Probably the most challenging part of it all was trying to achieve the same hand position. Just the fact that the subject’s hand and my own were so physically different in structure, texture, size and tonality made it tough. Getting my nails to show, the thumb shadow and the pinky finger exposed was tough. I’m not a hand model. I don’t aspire to be a hand model. The purpose of this exercise IS NOT to improve my hand modelling skills. Thus when I was “close enough” with the hand position I called it good. Below is the frame I liked best straight out of camera.
Note there’s all kinds of crap in the frame and I left myself TONS of free space for cropping. That’s fine. If you can actively plan post production into your shoot that is going to save you time during the shoot then why not! I have 30 mega pixels to work with – I’d rather crop than end up with 30 frames where my hand was slightly ripped by trying to do an in camera selfie. I’m also not about to cut off my bracelet from Nepal thats managed to stay intact for 5 years – I can clone that out in a minute. The background is too small but that can easily be cloned and extended if need be. What you DON’T want to do is get in the habit of shooting without intention with the assumption that you can “figuring it out” in photoshop later.
Tip: If your reference image in in black and white then shoot in back and white in camera if possible. When you do this in RAW it’s color anyway but seeing the image in black and white helps you better compare your copy to the original.
Again I set a time limit on post production, 30 minutes max. Here you can see my final selections. I wanted to see them all in black and white and reversed before making my final decision.
Always shoot a few extra frames. You may want to borrow some elements from one.

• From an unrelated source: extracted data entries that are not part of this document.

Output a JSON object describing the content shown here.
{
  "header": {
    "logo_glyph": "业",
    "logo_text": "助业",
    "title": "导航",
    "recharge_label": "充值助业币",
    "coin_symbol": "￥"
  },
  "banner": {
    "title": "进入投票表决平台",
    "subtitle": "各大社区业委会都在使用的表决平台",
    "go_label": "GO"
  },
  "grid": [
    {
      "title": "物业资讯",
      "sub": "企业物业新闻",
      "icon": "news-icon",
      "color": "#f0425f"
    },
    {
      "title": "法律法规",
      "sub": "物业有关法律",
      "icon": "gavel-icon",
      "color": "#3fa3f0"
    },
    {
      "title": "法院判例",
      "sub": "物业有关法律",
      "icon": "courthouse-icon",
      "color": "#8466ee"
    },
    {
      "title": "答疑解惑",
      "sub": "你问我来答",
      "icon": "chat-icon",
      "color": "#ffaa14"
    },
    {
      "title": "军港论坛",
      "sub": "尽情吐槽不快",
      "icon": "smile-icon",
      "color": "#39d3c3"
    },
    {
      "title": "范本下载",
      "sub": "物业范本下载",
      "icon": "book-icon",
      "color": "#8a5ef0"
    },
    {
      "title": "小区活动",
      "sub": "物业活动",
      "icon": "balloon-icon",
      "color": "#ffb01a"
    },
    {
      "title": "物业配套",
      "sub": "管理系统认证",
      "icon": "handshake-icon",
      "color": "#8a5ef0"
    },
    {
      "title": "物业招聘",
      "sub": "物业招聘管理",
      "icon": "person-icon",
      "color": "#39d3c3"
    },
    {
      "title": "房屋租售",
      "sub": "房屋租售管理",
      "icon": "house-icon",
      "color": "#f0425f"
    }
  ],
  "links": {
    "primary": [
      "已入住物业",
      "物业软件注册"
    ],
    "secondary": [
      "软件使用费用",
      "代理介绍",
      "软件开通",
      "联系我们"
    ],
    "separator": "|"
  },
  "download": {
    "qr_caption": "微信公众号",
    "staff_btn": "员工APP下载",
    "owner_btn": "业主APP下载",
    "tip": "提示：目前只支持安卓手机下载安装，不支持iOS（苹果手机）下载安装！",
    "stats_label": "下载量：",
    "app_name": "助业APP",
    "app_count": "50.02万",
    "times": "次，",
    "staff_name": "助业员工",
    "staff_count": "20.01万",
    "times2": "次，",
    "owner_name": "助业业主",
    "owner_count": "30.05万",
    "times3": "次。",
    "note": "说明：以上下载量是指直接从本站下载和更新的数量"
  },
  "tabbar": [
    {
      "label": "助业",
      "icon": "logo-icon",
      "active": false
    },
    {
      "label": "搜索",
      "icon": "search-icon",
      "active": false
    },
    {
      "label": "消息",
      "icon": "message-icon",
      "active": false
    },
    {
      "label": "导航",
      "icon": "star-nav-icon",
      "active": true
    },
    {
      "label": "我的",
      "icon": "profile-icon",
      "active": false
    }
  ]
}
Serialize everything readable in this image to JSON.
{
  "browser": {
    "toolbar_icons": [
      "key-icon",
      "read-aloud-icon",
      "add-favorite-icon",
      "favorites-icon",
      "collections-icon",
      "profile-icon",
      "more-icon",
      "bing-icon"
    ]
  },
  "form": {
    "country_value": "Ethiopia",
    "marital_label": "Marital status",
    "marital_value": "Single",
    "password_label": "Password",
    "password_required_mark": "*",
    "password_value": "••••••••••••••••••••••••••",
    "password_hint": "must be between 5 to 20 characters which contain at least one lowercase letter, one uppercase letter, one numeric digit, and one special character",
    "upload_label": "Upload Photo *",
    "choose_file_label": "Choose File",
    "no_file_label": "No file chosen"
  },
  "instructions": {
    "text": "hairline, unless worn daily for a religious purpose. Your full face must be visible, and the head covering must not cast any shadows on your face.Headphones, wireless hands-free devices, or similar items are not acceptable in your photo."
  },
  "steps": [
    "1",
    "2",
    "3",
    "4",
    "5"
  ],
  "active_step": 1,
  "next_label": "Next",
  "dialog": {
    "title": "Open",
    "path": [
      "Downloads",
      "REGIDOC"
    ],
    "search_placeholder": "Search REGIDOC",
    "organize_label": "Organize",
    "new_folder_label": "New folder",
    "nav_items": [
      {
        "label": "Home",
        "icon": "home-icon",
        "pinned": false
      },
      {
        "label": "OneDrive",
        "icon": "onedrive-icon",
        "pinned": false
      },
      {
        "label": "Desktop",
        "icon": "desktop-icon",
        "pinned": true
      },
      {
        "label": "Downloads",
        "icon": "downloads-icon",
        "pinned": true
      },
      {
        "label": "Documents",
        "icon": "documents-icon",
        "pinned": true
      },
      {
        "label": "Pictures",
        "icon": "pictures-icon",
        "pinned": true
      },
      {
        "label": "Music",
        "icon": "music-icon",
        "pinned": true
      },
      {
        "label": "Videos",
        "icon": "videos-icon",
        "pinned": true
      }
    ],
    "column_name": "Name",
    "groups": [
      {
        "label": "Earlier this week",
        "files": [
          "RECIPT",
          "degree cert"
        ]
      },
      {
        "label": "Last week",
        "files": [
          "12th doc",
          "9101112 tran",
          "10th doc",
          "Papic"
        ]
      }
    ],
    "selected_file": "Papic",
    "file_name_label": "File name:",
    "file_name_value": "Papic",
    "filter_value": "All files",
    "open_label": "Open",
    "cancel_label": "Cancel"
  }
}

Now the image has been reversed, cropped and a standard black and white conversion applied. Note how lacking the image is in contrast, a pretty common characteristic of RAW files with standard Lightroom conversions.
Image 1: Standard Lightroom conversion by pressing “v”

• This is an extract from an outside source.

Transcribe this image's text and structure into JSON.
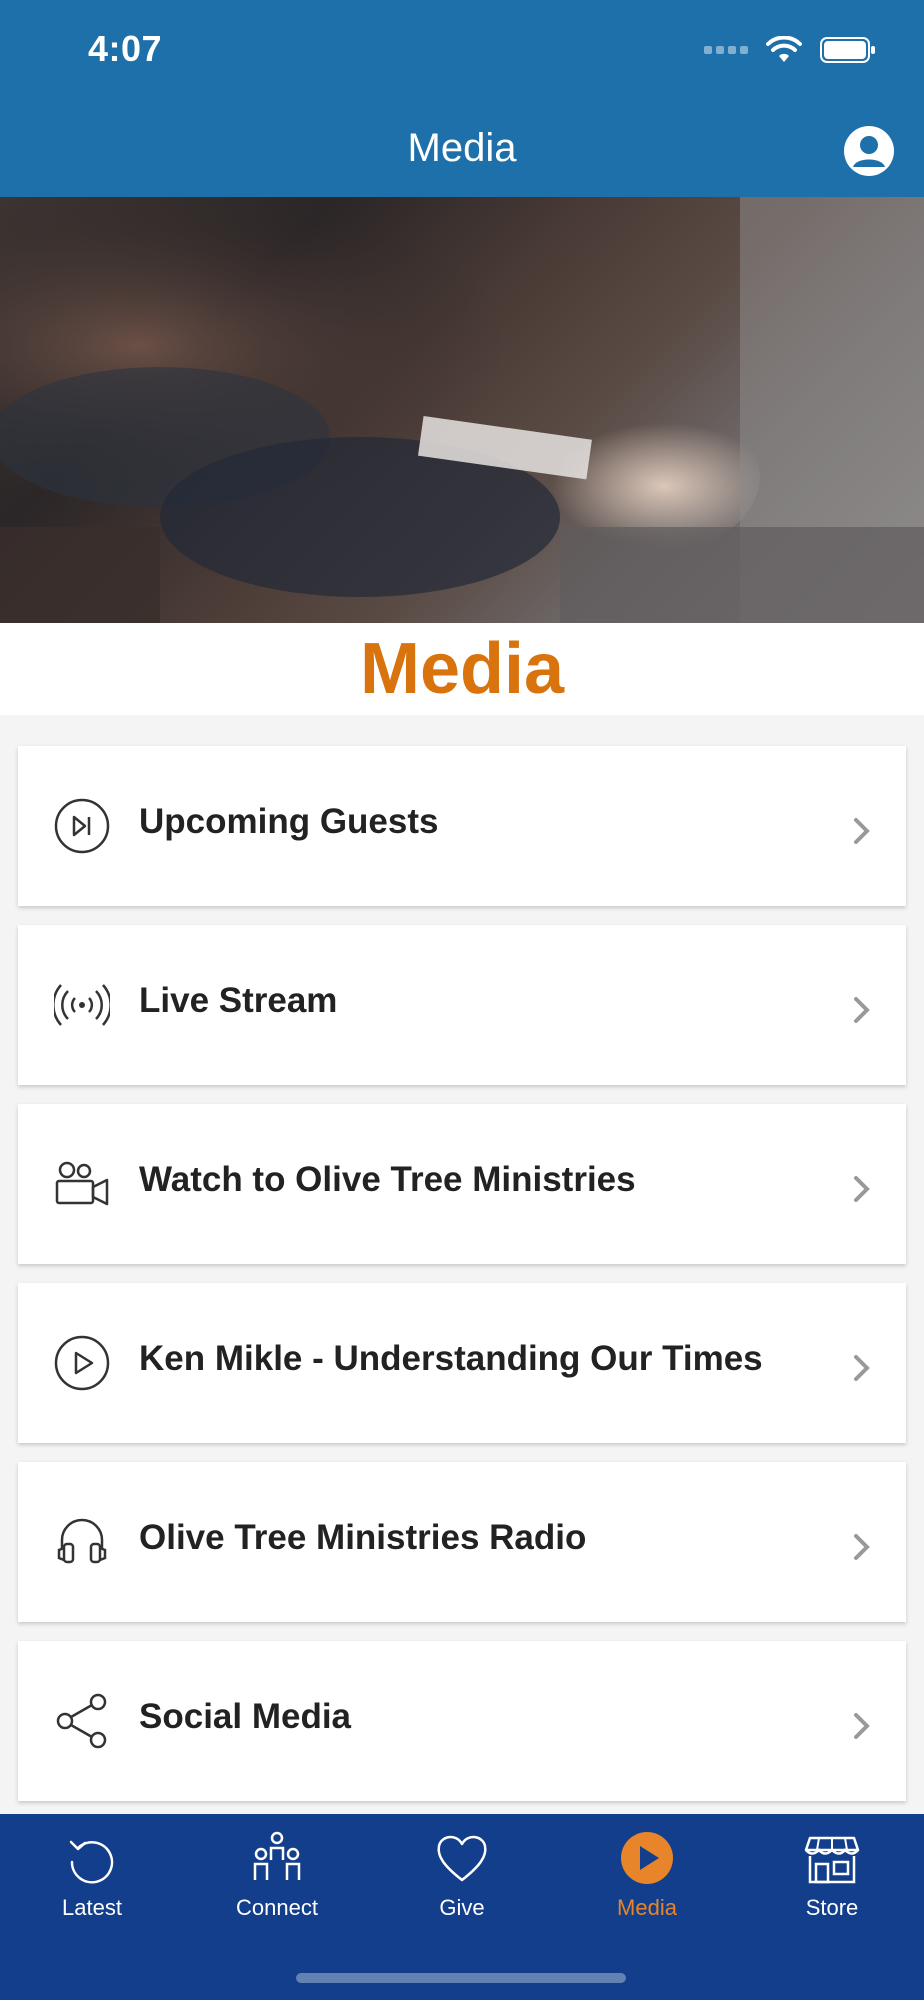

Image 2: White balance and exposure adjustments, heavy contrast and clarity applied, blacks and shadows enhanced.
Image 3: Dodging and burning / exposure adjustments with brush tool. Note I added a lot of extra shadow to the palm of the hand.

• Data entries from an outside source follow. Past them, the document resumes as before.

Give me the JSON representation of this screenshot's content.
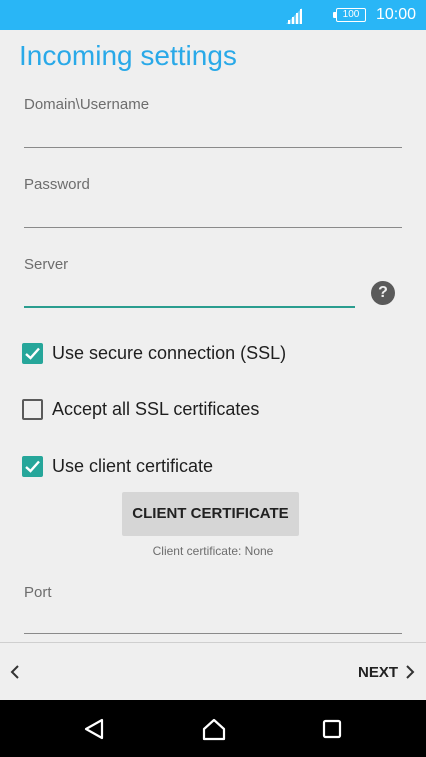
{
  "status_bar": {
    "battery_level": "100",
    "time": "10:00"
  },
  "header": {
    "title": "Incoming settings"
  },
  "fields": {
    "username_label": "Domain\\Username",
    "password_label": "Password",
    "server_label": "Server",
    "port_label": "Port"
  },
  "options": {
    "ssl_label": "Use secure connection (SSL)",
    "ssl_checked": true,
    "accept_all_label": "Accept all SSL certificates",
    "accept_all_checked": false,
    "client_cert_label": "Use client certificate",
    "client_cert_checked": true
  },
  "client_certificate": {
    "button_label": "CLIENT CERTIFICATE",
    "status_text": "Client certificate: None"
  },
  "nav": {
    "next_label": "NEXT"
  },
  "colors": {
    "accent": "#29a9e8",
    "checkbox": "#26a69a",
    "status_bar": "#29b6f6"
  }
}
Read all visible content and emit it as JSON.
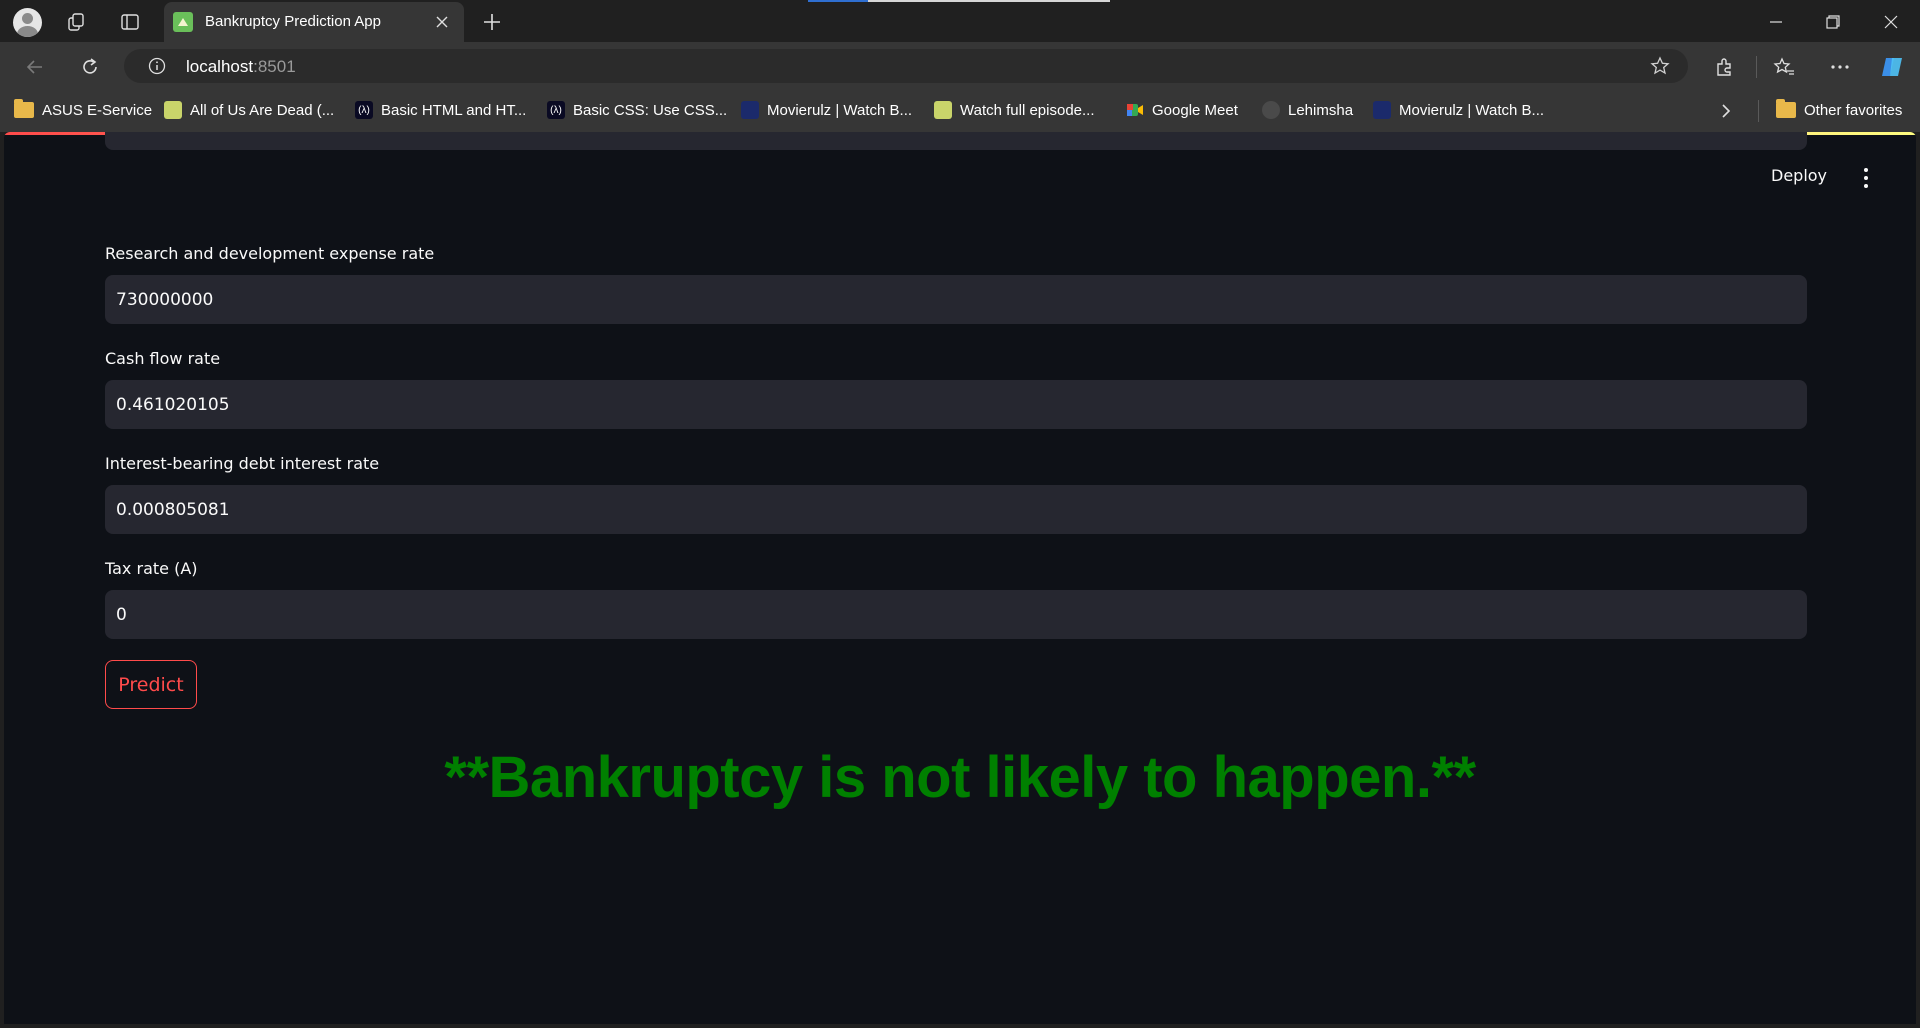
{
  "browser": {
    "tab_title": "Bankruptcy Prediction App",
    "url_host": "localhost",
    "url_port": ":8501",
    "bookmarks": [
      {
        "label": "ASUS E-Service",
        "icon": "folder-icon"
      },
      {
        "label": "All of Us Are Dead (...",
        "icon": "site-icon"
      },
      {
        "label": "Basic HTML and HT...",
        "icon": "freecodecamp-icon"
      },
      {
        "label": "Basic CSS: Use CSS...",
        "icon": "freecodecamp-icon"
      },
      {
        "label": "Movierulz | Watch B...",
        "icon": "movierulz-icon"
      },
      {
        "label": "Watch full episode...",
        "icon": "site-icon"
      },
      {
        "label": "Google Meet",
        "icon": "google-meet-icon"
      },
      {
        "label": "Lehimsha",
        "icon": "github-icon"
      },
      {
        "label": "Movierulz | Watch B...",
        "icon": "movierulz-icon"
      }
    ],
    "other_favorites": "Other favorites"
  },
  "app": {
    "deploy_label": "Deploy",
    "fields": [
      {
        "label": "Research and development expense rate",
        "value": "730000000"
      },
      {
        "label": "Cash flow rate",
        "value": "0.461020105"
      },
      {
        "label": "Interest-bearing debt interest rate",
        "value": "0.000805081"
      },
      {
        "label": "Tax rate (A)",
        "value": "0"
      }
    ],
    "predict_label": "Predict",
    "result_text": "**Bankruptcy is not likely to happen.**",
    "result_color": "#008000",
    "accent_color": "#ff4b4b"
  }
}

Image 1: More or less finished processing in Lightroom.
Image 2: I like how the sugar is falling in this image so I applied the same adjustments via copy and paste and opened both images in photoshop.
Image 3: I overlaid the alternative image on top of my original image. I set my blending mode to “lighten” which means only lighter coloured pixels where exposed. I masked out everything except the sugar. Now we have the original sugar AND the alternate sugar together in the same frame. This sugar spill looks more like the original now. I also cleaned up the right hand edge of the spill making a stronger line like the original artist’s image.
After about 20 minutes of editing we’re here. one final check reveals I need to add a little more shadow under the wrist (not pictured) And voila, the final image!
So I have a confession to make, after shooting this back on Wednesday I had an engagement session and I formatted my cards without thinking, loosing the hour of work I put into this project. So last night I redid the project and not only was it easier, it was a whole lot quicker, this time it only took me 40 minutes!!! So it really does go to show practice makes perfect.
I learned some valuable lessons, triple check before formatting memory cards, strip light panels on my softbox are super narrow and don’t work for this kind of thing (I tried the strip light the first time). I became better at reading light and getting things right on the first go.
There is still a lot of room for improvement. The tonality, color and texture of my photo is still a bit off. I’m thinking I needed a slightly harder light. I need to work on my hand modelling skills.
Overall I’m happy with the outcome and am really looking forward to seeing what everyone in Eat | Sleep | Photography comes up with! Feel free to leave any questions, comments or samples of your work below!